Back on topic, no, I was not abducted by aliens for the last ten months. Nor was I a part of a secret military program designing super soldier serum (that was a shout out to you P.G.). No. I was simply too overwhelmed with life to even think about updating my immense cyber-following with the roller-coaster rides of school, family, girls, work, ministry, literature, technology, art, music, and all the other adventures I seem to have.
Today I inaugurate a belated New Year's Resolution. I will blog more frequently - and not only when I feel tickled by profound thoughts I can neither fathom or communicate. I will blog. I will not become a blogger because now, with every keystroke, I declare that I AM A BLOGGER.
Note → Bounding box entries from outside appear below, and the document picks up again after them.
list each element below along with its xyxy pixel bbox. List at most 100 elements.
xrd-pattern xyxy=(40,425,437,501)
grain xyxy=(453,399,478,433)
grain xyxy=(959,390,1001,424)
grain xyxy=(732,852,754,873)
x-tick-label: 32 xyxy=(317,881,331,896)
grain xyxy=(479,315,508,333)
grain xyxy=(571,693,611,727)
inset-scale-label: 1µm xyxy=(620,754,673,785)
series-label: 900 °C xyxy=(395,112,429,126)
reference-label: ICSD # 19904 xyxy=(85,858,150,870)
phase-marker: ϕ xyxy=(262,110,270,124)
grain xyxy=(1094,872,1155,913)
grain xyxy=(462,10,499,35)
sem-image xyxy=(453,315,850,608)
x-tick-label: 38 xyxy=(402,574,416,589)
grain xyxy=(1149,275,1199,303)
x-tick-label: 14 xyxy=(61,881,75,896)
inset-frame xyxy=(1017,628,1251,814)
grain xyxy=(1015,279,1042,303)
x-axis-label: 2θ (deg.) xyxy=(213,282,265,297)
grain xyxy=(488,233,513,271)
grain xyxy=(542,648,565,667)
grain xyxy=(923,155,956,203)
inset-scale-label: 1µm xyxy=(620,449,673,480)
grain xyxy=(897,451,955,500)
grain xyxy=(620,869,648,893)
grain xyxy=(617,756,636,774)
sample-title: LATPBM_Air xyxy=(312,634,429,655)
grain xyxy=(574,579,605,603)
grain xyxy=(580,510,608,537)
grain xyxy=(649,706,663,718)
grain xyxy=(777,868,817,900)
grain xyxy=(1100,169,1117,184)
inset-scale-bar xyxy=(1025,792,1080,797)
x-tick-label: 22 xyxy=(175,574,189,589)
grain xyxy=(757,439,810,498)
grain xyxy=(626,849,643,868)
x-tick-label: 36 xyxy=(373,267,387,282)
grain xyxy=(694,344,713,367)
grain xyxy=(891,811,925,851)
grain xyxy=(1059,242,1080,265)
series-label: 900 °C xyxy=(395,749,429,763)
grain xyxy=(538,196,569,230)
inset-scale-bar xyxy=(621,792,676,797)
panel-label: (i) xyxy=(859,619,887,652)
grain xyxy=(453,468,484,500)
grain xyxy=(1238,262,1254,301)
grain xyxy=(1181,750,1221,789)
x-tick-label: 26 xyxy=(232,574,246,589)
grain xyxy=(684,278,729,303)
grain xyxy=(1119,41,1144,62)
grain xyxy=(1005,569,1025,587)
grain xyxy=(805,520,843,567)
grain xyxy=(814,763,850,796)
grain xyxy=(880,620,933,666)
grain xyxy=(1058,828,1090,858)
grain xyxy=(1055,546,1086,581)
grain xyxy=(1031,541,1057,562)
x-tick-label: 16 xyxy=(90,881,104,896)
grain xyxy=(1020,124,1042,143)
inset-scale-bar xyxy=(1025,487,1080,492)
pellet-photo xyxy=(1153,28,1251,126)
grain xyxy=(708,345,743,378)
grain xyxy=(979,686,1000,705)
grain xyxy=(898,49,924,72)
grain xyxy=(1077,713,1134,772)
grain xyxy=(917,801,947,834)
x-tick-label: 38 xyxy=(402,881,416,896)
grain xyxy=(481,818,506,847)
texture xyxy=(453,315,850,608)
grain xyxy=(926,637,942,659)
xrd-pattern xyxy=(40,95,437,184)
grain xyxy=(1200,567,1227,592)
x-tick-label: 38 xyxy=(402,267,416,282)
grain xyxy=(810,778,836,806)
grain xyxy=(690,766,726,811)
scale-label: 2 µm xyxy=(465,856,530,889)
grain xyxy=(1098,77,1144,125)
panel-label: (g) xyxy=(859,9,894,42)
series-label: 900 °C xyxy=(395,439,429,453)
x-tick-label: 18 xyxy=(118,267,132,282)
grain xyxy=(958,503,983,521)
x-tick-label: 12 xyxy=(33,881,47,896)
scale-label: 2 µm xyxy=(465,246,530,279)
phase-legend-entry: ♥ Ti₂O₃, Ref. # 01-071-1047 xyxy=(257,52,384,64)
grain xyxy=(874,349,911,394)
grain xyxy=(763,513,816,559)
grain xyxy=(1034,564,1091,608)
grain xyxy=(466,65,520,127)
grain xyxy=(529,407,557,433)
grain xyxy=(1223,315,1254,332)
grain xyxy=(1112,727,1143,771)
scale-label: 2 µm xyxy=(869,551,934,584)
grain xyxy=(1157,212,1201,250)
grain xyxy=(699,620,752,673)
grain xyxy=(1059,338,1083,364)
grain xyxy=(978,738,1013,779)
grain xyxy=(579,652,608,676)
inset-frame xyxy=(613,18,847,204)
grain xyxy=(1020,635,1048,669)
It says so in the title of the blog site anyways. (www.blogger.com)
So. For my very first non-profound blog topic I give you the least advertised but most significant holiday between July 10 and July 12 of every year - 7/11's Birthday Party on July 11 of every calendar year. 7/11, being the wonderful people they are, don't want a birthday present, in fact, they want to give away party favors! Flowing freely with frothy foamy substance, 7/11 gives away Slurpies like no body's business - no bodies business, except 7/11's that is.
For those of you who just stumbled out of Free-Birthday-Slurpy ignorance, there is a chair in the corner where you can put your head between your knees, breathe deep, close your eyes, and try to forgive yourself for all the birthdays you missed.
Anyways, I'm sure there's a spiritual analogy somewhere in all this that's just squirming in it's Care Bear footy-pajamas trying to get some attention from dad, but this time I'm not going to entertain the lil' rascal. I just want to put this date on your calendar for next year, and the next, and the next.